Les pays d’Afrique de l’Est semblent manquer de pouvoir dans les négociations avec les pays du Moyen-Orient sur la traite
Les pays d’Afrique de l’Est semblent manquer de pouvoir dans les négociations avec les pays du Moyen-Orient sur les questions de trafic. Cela est dû aux lacunes de leur législation nationale et des stratégies régionales de traite. Pourtant, d’autres régions qui exportent de la main-d’œuvre vers le Moyen-Orient ont montré que cela était possible.
Par exemple, les Philippines ont 23 accords bilatéraux avec sept pays – dont la plupart sont au Moyen-Orient. Cela permet aux autorités de surveiller la protection et la sécurité des travailleurs et d’empêcher leur exploitation par les réseaux de trafiquants et les employeurs dans les pays de destination.
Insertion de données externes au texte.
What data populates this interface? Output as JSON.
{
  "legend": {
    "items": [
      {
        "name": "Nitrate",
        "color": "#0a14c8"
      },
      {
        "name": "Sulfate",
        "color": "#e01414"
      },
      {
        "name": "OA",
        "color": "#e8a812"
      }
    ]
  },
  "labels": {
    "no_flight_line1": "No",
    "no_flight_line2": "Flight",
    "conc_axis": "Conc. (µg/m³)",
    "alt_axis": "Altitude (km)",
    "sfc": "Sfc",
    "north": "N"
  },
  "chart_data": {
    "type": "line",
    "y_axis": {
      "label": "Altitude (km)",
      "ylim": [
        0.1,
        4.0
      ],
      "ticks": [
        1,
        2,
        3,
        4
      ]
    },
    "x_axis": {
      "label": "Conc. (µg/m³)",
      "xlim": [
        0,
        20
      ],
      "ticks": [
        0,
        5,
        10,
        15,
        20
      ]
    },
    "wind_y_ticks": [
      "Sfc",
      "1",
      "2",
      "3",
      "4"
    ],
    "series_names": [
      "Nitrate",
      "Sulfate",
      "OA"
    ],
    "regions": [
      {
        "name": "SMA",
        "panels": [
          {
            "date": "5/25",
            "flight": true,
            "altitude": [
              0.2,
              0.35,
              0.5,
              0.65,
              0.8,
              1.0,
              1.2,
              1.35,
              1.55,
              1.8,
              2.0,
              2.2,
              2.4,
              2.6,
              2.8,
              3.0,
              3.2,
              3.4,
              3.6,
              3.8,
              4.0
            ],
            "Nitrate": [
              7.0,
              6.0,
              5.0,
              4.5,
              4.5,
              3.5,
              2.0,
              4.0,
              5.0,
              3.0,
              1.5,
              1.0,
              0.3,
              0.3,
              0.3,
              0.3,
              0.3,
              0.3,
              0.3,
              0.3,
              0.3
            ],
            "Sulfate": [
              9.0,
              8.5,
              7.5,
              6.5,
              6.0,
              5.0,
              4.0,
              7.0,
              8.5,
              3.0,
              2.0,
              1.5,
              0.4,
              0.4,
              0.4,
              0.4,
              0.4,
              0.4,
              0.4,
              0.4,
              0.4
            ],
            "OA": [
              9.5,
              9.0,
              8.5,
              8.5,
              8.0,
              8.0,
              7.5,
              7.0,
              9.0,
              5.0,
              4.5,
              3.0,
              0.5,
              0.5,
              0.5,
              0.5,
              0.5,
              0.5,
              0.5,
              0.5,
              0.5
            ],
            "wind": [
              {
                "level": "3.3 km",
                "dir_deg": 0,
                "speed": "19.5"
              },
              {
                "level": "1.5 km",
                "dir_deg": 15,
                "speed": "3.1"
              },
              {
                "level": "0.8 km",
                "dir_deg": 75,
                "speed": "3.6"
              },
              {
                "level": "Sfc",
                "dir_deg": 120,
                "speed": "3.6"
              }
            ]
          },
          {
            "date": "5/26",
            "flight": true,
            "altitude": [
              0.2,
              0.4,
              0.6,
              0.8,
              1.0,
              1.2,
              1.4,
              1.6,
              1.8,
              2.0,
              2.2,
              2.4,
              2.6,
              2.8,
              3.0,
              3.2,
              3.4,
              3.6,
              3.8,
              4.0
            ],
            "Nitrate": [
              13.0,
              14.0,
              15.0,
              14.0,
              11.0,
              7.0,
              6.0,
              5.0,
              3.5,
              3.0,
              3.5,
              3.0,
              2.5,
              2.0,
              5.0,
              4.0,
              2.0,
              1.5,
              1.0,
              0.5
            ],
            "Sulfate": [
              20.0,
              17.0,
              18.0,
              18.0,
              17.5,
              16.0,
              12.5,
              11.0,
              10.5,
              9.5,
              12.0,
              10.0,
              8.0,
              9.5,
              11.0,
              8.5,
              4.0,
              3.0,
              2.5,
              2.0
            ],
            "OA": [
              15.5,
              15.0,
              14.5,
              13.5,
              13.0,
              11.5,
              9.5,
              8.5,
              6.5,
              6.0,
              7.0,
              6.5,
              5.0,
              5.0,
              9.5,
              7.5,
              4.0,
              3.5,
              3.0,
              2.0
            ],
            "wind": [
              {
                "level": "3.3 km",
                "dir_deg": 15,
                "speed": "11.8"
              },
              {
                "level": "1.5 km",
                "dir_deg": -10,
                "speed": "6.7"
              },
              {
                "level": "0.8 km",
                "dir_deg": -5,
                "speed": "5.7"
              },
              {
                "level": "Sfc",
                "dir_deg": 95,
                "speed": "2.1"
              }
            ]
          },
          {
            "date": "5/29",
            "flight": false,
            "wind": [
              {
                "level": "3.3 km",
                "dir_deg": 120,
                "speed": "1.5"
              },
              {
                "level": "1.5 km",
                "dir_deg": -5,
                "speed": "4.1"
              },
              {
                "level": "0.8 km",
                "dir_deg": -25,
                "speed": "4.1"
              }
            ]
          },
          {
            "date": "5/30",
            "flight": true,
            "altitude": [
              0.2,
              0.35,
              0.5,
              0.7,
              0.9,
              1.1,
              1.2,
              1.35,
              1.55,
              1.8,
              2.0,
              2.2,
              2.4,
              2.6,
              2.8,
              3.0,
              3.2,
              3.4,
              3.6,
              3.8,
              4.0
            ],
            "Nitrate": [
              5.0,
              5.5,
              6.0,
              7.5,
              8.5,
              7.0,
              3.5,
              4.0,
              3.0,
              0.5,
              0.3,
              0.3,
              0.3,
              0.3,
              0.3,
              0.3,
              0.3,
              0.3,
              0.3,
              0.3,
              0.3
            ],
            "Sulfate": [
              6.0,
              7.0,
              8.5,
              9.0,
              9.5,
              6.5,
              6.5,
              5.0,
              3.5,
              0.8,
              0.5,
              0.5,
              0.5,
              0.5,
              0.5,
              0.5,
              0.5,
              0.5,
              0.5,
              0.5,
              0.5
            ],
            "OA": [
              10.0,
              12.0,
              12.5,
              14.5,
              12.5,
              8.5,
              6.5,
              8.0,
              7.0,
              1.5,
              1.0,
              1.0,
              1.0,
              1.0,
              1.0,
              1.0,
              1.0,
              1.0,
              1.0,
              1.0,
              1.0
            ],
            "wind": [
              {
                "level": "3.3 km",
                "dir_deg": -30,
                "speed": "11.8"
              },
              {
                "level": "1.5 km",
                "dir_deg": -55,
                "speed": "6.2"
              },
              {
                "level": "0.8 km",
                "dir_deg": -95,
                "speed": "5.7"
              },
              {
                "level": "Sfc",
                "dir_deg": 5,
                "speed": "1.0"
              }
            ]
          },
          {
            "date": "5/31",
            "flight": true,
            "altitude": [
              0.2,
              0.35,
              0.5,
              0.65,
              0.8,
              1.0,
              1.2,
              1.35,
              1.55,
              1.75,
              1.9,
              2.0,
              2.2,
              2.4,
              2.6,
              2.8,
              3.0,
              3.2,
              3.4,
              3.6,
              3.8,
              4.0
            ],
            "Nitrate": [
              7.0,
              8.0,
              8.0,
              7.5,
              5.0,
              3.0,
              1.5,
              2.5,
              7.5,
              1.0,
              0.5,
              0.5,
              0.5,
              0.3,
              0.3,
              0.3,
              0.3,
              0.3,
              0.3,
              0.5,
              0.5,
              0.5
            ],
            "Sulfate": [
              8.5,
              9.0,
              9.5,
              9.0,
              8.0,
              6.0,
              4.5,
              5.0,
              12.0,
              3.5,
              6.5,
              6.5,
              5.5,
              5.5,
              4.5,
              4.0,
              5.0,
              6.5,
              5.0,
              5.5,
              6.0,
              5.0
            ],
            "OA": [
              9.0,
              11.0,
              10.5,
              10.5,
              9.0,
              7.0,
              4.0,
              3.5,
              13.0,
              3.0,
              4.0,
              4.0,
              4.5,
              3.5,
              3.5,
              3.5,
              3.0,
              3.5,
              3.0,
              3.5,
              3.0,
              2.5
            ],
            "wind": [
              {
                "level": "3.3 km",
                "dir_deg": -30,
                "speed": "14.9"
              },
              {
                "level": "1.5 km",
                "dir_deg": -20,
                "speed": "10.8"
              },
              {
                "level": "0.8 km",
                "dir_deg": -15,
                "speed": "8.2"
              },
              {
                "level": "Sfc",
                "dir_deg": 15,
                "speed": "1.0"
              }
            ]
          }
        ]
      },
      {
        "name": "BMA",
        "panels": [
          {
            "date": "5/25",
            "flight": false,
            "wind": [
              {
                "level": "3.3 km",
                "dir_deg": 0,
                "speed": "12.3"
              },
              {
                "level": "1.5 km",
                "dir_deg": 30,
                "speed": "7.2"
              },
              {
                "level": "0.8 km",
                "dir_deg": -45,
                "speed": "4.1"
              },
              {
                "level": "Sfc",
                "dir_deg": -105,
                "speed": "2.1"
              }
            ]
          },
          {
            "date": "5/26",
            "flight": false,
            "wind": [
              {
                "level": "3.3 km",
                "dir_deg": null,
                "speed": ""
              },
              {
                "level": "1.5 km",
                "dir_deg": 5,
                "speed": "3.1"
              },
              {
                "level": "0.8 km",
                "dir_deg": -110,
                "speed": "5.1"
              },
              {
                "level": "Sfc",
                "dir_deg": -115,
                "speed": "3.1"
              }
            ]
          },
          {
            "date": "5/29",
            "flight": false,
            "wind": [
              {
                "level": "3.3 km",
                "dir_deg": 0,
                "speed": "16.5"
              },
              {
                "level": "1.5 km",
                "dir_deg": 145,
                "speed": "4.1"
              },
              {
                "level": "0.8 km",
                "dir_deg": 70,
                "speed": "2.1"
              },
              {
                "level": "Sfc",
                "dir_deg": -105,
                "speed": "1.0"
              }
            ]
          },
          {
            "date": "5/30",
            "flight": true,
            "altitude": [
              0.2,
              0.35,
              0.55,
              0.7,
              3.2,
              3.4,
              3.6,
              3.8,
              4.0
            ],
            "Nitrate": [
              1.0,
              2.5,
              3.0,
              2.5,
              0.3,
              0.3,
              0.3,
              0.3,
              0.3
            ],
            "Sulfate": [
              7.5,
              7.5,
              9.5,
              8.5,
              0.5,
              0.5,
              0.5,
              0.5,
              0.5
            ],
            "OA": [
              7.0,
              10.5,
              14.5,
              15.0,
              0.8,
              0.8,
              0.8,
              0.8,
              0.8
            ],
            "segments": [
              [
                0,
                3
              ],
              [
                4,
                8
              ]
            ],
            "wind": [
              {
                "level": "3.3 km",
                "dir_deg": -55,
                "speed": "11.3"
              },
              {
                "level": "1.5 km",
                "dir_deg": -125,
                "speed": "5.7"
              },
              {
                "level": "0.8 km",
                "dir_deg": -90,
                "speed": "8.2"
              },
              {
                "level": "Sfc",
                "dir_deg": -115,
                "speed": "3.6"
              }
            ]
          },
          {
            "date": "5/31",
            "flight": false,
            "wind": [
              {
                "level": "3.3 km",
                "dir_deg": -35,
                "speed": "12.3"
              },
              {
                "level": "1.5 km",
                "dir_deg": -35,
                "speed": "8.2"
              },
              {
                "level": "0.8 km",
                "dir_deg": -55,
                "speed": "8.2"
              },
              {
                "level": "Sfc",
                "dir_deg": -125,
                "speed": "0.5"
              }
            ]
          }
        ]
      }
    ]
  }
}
Le secteur des exportations de main-d’œuvre représente une part très importante du produit intérieur brut des Philippines, mais il comporte également des défis et n’est pas une panacée économique.
L’Afrique de l’Est doit tirer les leçons d’approches d’ailleurs qui préviennent la traite et protègent les travailleurs. Tant que des réponses plus solides ne seront pas mises en place, le trafic et l’exploitation vont probablement se développer dans la région. Cela perpétue la vulnérabilité des femmes et des filles pauvres et compromet les perspectives d’exportation de la main-d’œuvre comme moyen de subsistance.